St'li kwunnus uy' huy'ch'qa First Peoples Law. I' tsun sme'thun I'tsun uy honourable mention. Hwunitum Nas Sne, Jaxxen Wylie, Hul'q'umi'num Hwulmuhw Nas Sne, Sialhton exwe'et suniw tu thi lelum. Tu ni tsun utl Stz'uminus First Nation i' snuneymuxw i' Cedar. St'li kwunnus tuymt JD/JID Education hwu-alum snuwuyulh exwe'et mustimuhw i' jurisdiction sc'u'ce qa' i' tumuhw.
I want to say a good thank you to First Peoples Law, as I am proud to be included as an Honourable Mention for this award. My white guy name is Jaxxen Wylie, and my Hul'q'umi'num peoples name is Sialhton which was given to me in the Big House ceremony. I am a member of Stz'uminus First Nation and grew up on our traditional territories in what is now called the Cedar district of Nanaimo and in Snuneymuxw territory in South Nanaimo.
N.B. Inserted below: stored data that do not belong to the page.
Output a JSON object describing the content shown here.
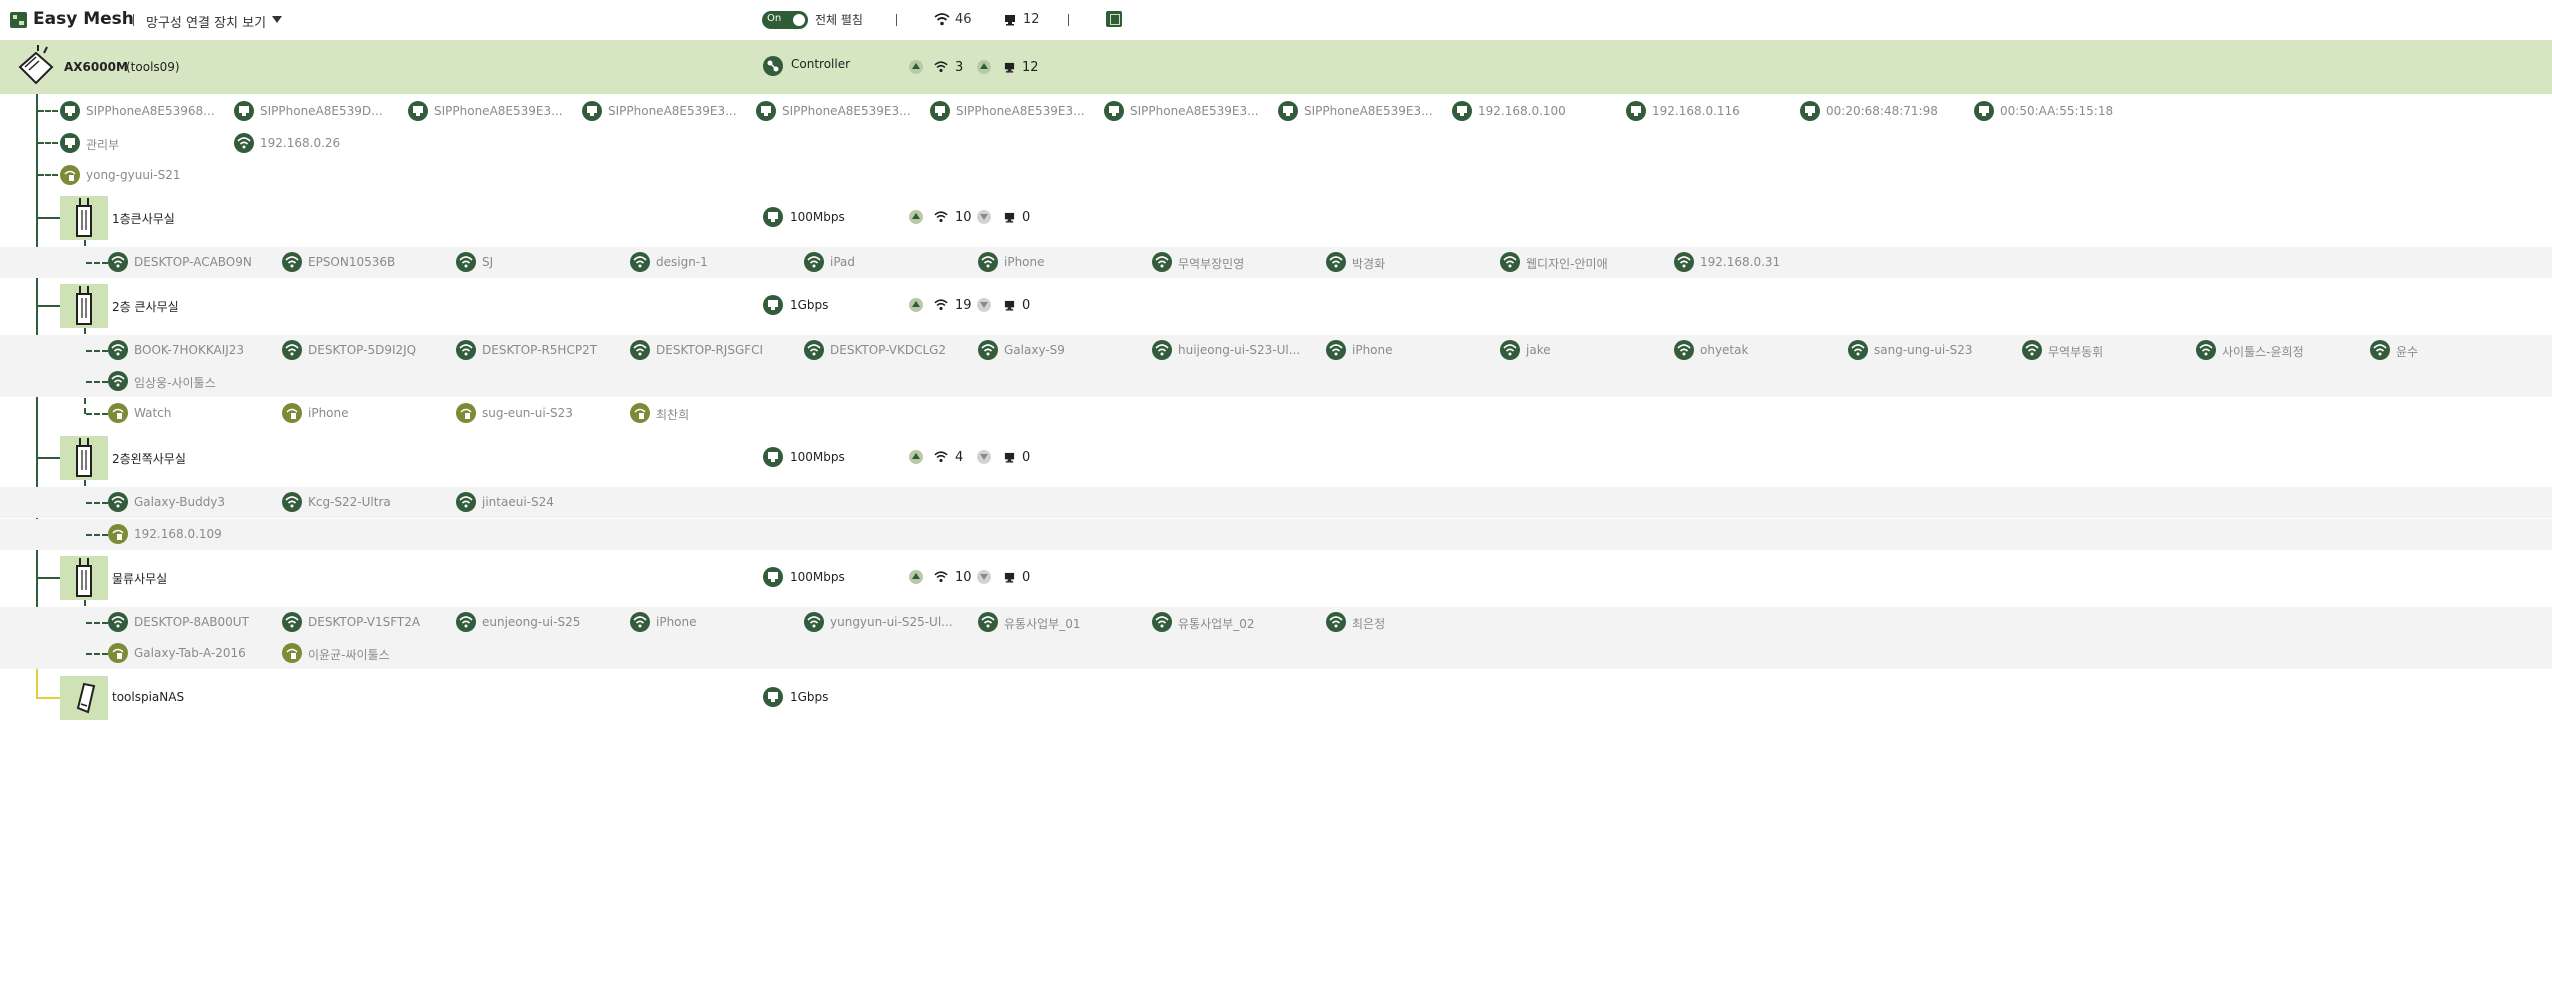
{
  "header": {
    "title": "Easy Mesh",
    "view_menu": "망구성 연결 장치 보기",
    "toggle_state": "On",
    "expand_all": "전체 펼침",
    "wifi_total": "46",
    "wired_total": "12"
  },
  "controller": {
    "name": "AX6000M",
    "name_suffix": "(tools09)",
    "role": "Controller",
    "wifi_count": "3",
    "wired_count": "12"
  },
  "controller_devices": {
    "row1": [
      "SIPPhoneA8E53968...",
      "SIPPhoneA8E539D...",
      "SIPPhoneA8E539E3...",
      "SIPPhoneA8E539E3...",
      "SIPPhoneA8E539E3...",
      "SIPPhoneA8E539E3...",
      "SIPPhoneA8E539E3...",
      "SIPPhoneA8E539E3...",
      "192.168.0.100",
      "192.168.0.116",
      "00:20:68:48:71:98",
      "00:50:AA:55:15:18"
    ],
    "row2": [
      "관리부",
      "192.168.0.26"
    ],
    "row3": [
      "yong-gyuui-S21"
    ]
  },
  "nodes": [
    {
      "name": "1층큰사무실",
      "speed": "100Mbps",
      "wifi": "10",
      "wired": "0",
      "wifi_devices": [
        "DESKTOP-ACABO9N",
        "EPSON10536B",
        "SJ",
        "design-1",
        "iPad",
        "iPhone",
        "무역부장민영",
        "박경화",
        "웹디자인-안미애",
        "192.168.0.31"
      ]
    },
    {
      "name": "2층 큰사무실",
      "speed": "1Gbps",
      "wifi": "19",
      "wired": "0",
      "wifi_devices": [
        "BOOK-7HOKKAIJ23",
        "DESKTOP-5D9I2JQ",
        "DESKTOP-R5HCP2T",
        "DESKTOP-RJSGFCI",
        "DESKTOP-VKDCLG2",
        "Galaxy-S9",
        "huijeong-ui-S23-Ul...",
        "iPhone",
        "jake",
        "ohyetak",
        "sang-ung-ui-S23",
        "무역부동휘",
        "사이툴스-윤희정",
        "윤수"
      ],
      "wifi_devices_2": [
        "임상웅-사이툴스"
      ],
      "mobile_devices": [
        "Watch",
        "iPhone",
        "sug-eun-ui-S23",
        "최찬희"
      ]
    },
    {
      "name": "2층왼쪽사무실",
      "speed": "100Mbps",
      "wifi": "4",
      "wired": "0",
      "wifi_devices": [
        "Galaxy-Buddy3",
        "Kcg-S22-Ultra",
        "jintaeui-S24"
      ],
      "mobile_devices": [
        "192.168.0.109"
      ]
    },
    {
      "name": "물류사무실",
      "speed": "100Mbps",
      "wifi": "10",
      "wired": "0",
      "wifi_devices": [
        "DESKTOP-8AB00UT",
        "DESKTOP-V1SFT2A",
        "eunjeong-ui-S25",
        "iPhone",
        "yungyun-ui-S25-Ul...",
        "유통사업부_01",
        "유통사업부_02",
        "최은정"
      ],
      "mobile_devices": [
        "Galaxy-Tab-A-2016",
        "이윤균-싸이툴스"
      ]
    }
  ],
  "nas": {
    "name": "toolspiaNAS",
    "speed": "1Gbps"
  },
  "colors": {
    "accent": "#2f5d38",
    "row_highlight": "#d6e6c2",
    "node_icon_bg": "#cfe2b6",
    "mobile_icon": "#7b8b36",
    "nas_line": "#e3cf3c"
  }
}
I hope to use my JD/JID Legal Education to help in the return and revitalization of our Coast Salish Legal Order and jurisdiction on our lands and waters.
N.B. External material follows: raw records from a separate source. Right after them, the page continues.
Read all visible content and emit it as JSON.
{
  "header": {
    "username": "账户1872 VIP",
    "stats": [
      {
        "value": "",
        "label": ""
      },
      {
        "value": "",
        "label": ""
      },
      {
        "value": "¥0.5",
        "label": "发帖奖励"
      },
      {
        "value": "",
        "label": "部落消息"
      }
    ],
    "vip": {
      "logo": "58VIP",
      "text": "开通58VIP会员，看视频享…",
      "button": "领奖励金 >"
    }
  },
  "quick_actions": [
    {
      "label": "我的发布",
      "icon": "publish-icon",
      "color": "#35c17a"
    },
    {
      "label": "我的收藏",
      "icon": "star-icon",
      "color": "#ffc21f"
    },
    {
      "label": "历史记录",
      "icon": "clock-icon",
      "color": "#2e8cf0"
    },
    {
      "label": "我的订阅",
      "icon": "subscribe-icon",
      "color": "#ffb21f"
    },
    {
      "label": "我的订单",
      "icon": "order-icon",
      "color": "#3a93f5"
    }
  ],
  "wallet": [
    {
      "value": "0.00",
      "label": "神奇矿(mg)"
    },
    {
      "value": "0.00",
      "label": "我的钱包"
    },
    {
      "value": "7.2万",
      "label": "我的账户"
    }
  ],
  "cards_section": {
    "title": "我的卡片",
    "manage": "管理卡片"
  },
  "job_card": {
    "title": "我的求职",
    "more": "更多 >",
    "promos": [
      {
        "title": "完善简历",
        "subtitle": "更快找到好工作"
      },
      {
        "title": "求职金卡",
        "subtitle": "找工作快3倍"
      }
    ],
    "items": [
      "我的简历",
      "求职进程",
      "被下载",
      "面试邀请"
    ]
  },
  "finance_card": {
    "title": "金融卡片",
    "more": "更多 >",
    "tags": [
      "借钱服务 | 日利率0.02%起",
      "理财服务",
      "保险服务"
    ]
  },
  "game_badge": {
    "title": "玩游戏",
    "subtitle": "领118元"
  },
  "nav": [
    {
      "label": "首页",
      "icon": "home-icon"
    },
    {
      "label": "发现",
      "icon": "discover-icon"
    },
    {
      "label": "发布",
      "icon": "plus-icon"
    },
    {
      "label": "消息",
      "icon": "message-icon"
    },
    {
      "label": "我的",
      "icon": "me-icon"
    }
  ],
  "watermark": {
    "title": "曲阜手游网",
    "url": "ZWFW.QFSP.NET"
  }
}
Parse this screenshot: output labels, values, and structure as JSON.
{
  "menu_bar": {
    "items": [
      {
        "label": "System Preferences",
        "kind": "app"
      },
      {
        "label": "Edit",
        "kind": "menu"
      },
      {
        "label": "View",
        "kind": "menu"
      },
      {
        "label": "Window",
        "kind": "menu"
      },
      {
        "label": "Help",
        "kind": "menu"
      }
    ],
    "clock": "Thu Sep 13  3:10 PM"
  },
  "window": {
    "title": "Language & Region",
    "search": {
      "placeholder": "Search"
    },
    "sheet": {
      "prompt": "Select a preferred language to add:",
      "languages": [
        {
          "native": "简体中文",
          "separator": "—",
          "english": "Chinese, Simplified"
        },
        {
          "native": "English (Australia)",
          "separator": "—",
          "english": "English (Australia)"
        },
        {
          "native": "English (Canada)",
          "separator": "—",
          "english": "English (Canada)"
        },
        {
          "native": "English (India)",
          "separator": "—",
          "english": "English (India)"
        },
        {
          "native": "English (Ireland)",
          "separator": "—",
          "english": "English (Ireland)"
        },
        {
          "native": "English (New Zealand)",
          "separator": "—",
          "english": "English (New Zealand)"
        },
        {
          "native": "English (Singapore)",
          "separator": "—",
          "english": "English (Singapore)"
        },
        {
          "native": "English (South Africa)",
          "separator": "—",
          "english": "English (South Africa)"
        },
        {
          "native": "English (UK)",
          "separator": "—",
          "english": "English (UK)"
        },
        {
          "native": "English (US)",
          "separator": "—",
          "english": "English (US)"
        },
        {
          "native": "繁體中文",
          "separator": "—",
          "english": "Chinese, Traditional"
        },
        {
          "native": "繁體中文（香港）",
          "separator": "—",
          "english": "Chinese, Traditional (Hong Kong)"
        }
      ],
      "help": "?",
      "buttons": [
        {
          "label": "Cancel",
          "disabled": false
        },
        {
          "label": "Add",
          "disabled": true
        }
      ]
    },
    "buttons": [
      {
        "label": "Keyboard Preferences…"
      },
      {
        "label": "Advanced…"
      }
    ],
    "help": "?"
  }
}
Waciye, my name is Mayhève Clara Rondeau (she/her) and I am a member of Moose Cree First Nation in Treaty 9 territory. I am Cree through my mother and French through my father. I am in my second year of the JD/JID program at UVic, and I didn’t even consider law school as a possibility for myself growing up. I now work to empower other first-gen and Indigenous law students through my Outsider in Law initiative. I’m also drawn to Indigenous Health Governance and human rights. I am unsure where exactly this law school journey will take me, but I know I will use my voice to advocate for Indigenous folks, Nations and organizations. I am honoured to stand alongside this year's winners - thank you First Peoples Law for the honourable mention and for supporting Indigenous students throughout their legal journeys.